One of my 101 in 1001 goals was to watch 5 documentaries. I am always interested in documentaries, but I never actually get around to watching them, and with the plethora of cool ones available on Netflix, I thought it would be a fun and informative goal. I’m really glad that I did it, too! I noticed a theme with the ones that I picked: social issues. Go figure, right? I think I will be watching a lot more documentaries in the future.
The Invisible War (5/5)
I watched this one while I was still in Ireland. It details the epidemic of sexual assaults within the American military. It is a stark, affecting look at a very real problem in society at large, illustrated with perfect clarity in the microcosm of this American institution. It pissed me off, watching it. It made me cry. It made me an even more strident feminist. I think this should be required viewing, especially for those of us who think that we don’t need feminism, or who think sexual assault is no big deal.
Food, Inc (5/5)
After reading the book Eating Animals by Jonathan Safron Foer last spring, I became a vegetarian, full stop. I couldn’t stomach the implications of continuing to eat meat, not just for myself but for society as a whole. I thought it would be difficult, but it has been more than a year and we are both still going strong, with only the occasional twinge for bacon (at least in my case). Watching this documentary made me really really happy that I don’t eat meat. But it also kind of made me wish that I didn’t have to eat other food either. I told Bryan, “Yup, I’m just going to stop eating altogether.” The things we don’t know about what goes into our bodies are ASTOUNDING. Everyone needs to be more informed. We have committed to buying more products from the local farmers’ market, and I am also trying to avoid too many starchy and/or processed things. It is hard. But I feel so much better when I do. Anyway, this documentary is pretty eye-opening, too, but prepare to be a bit grossed out and horrified.
Outfoxed: Rupert Murdoch’s War on Journalism (4/5)
I am a bit late to the party on this one. I have a couple of friends who rave about this documentary, and often. One friend has it on her iPhone and puts it on as background noise at work because she likes it so much.
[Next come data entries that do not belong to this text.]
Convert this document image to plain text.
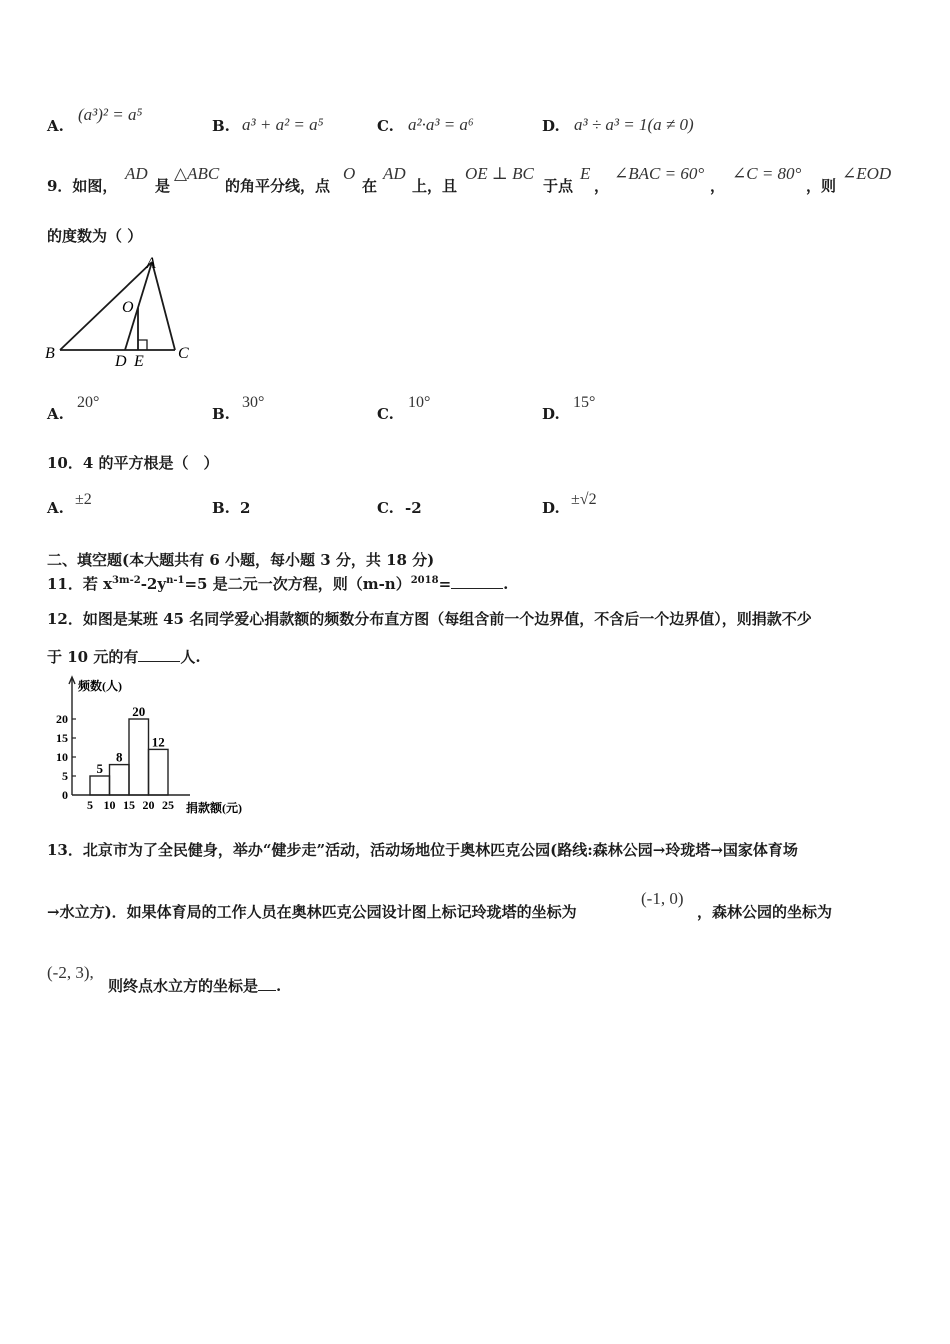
A.
(a³)² = a⁵
B. a³ + a² = a⁵	C. a²·a³ = a⁶	D. a³ ÷ a³ = 1(a ≠ 0)
9．如图，
AD
是
△ABC
的角平分线，点
O
在
AD
上，且
OE ⊥ BC
于点
E
，
∠BAC = 60°
，
∠C = 80°
，则
∠EOD
的度数为（ ）
A
O
B	D E C
A.
20°
B.
30°
C.
10°
D.
15°
10．4 的平方根是（　）
A. ±2	B. 2	C. -2	D. ±√2
二、填空题(本大题共有 6 小题，每小题 3 分，共 18 分)
11．若 $x^{3m-2}-2y^{n-1}=5$ 是二元一次方程，则$(m-n)^{2018}=$	.
12．如图是某班 45 名同学爱心捐款额的频数分布直方图（每组含前一个边界值，不含后一个边界值），则捐款不少
于 10 元的有	人.
5
8
20
12
5 10 15 20 25
0
5
10
15
20
频数(人)
捐款额(元)
13．北京市为了全民健身，举办“健步走”活动，活动场地位于奥林匹克公园(路线:森林公园→玲珑塔→国家体育场
→水立方)．如果体育局的工作人员在奥林匹克公园设计图上标记玲珑塔的坐标为
(-1, 0)
，森林公园的坐标为
(-2, 3),
则终点水立方的坐标是 .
It is a fascinating look at the Fox News network and how its biased form of journalism is wreaking havoc on the medium as a whole. It comes off as a bit of an imbalanced witch hunt at times, but it also benefits from the input of ex-Fox employees and others with direct experience with the network. For sure worth a look!
The Greatest Movie Ever Sold (5/5)
This documentary about advertising in movies is brought to you by Morgan Spurlock, the guy who did Super Size Me. I loved it. It is a compelling, balanced look at the power of advertising, and the greatest part is that we get to see the whole process: cold calling companies, meeting with brands, pitching ideas, negotiating contracts, meeting with lawyers, everything. Hollywood directors, people on the street, even Noam Chomsky, all get to have to their say. There was even brain imaging, which made the psych nerd in me do a happy dance.
Inside Job (4/5)
In which the economic crisis of 2008 is examined through the context of Wall Street corruption. It’s narrated by Matt Damon, which is awesome. It’s fascinating and frustrating and enraging. Very informative, too, there are a lot of aspects of economics that I understand better now that I have watched this film. It can be a bit dry at parts, but the worst thing about it is how you want to strangle everyone in it who saw the disaster coming – or, worse yet, pretty much orchestrated it on purpose – and did nothing. Gits.
Yup, it’s official. I need to watch more documentaries! I loved watching these, and not only being entertained, but feeling far more informed afterwards.
Have you watched any great documentaries lately? Have you seen any of these ones? What did you think?